Sie identifizierten insgesamt 271 Fälle aus einem Zeitraum von acht Monaten, in denen Patienten innerhalb von 72 Stunden zweimal eine New Yorker Notaufnahme aufsuchten. Für die Kollegen galt das als Zeichen eines vorangegangenen Diagnosefehlers. 52 davon schrieben sie ärztlichen „Denkfehlern“ zu. In Anlehnung an bestehende Nomenklatur basierten diese nach Ansicht der Autoren auf vier kognitiven Verzerrungen:

  • Fehler in der Informationsverarbeitung: Bei 45 % hätten die Mediziner z.B. Befunde über- oder unterinterpretiert, Symptome falsch gedeutet oder wichtige Aspekte des Patienten nicht in ihre Diagnose einbezogen.
  • Fehler im Verifikationsprozess: In 31 % der Fälle schlossen sie Differenzialdiagnosen vorschnell aus, zogen keinen Experten hinzu oder prüften Verdachtsdiagnosen nicht ausreichend.
  • Fehler in der Datenerhebung: Probleme beim Erheben wichtiger Informationen, beim Ausführen oder Auswerten der Untersuchungen waren bei 18 % der Patienten zu verzeichnen.
  • Fachliche Wissenslücken: Mit insgesamt 6 % stellte fehlendes Wissen ein vergleichsweise geringes Risiko von Fehldiagnosen dar.

Auffallend häufig lief bei Patienten mit intraabdominalen Beschwerden etwas schief. Die Autoren vermuten, dass sich im Zuge der Symptome u.a. die Ursache viszeraler Schmerzen schlechter identifizieren lasse. Warum aber werden Ärzte so häufig „Opfer“ dieser kognitiven Fallstricke? Dahinter stecke das Bedürfnis, vorbestehende Ansichten zu bestätigen, frühe Informationen überzubewerten oder Fälle möglichst rasch abzuschließen, schreiben die Forscher.

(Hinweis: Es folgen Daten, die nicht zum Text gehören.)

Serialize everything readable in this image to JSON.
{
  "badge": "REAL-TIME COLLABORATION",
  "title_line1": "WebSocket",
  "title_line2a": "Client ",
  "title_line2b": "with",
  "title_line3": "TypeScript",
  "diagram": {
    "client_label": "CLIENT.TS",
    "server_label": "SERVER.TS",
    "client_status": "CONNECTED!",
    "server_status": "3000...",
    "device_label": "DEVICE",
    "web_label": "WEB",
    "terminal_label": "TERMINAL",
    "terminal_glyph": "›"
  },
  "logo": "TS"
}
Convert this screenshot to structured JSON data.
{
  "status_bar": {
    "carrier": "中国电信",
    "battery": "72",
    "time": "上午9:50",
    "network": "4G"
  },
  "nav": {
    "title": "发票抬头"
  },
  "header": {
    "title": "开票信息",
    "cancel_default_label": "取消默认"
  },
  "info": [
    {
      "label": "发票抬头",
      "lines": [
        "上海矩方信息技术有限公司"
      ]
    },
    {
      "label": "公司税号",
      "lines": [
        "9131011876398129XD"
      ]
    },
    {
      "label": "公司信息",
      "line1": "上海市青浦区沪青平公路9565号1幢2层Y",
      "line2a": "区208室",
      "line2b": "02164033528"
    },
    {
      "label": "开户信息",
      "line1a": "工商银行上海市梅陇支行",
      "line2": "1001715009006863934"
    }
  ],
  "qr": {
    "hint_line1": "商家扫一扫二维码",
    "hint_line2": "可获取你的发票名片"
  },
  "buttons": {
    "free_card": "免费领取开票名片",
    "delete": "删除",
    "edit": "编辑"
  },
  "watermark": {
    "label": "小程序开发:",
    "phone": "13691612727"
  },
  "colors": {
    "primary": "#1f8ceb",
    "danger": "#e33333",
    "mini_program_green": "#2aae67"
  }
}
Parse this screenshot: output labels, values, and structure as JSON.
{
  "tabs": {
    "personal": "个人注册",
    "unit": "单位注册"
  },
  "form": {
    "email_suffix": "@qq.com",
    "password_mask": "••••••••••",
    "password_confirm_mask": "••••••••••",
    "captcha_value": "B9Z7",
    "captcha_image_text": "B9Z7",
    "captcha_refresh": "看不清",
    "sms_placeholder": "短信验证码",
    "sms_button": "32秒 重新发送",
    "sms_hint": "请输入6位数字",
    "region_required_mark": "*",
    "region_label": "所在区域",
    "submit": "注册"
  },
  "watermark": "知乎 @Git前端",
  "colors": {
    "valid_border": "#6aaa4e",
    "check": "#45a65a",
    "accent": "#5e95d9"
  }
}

Vom Computer an Alternativen erinnern lassen?

Die geeignete Gegenmaßnahme hängt vom jeweiligen Kontext ab, so Dr. Schnapp und Kollegen weiter. Wie beschrieben, hilft ein Mehr an Wissen nicht in jeder Situation. Eine Möglichkeit, den kognitiven Fallstricken entgegenzusteuern, könnte in sogenannten Cognitive-Forcing-Strategien liegen. Beispielsweise erinnern Pop-up-Einblendungen in der elektronischen Akte die Ärzte daran, an Therapie- und Diagnose­alternativen zu denken.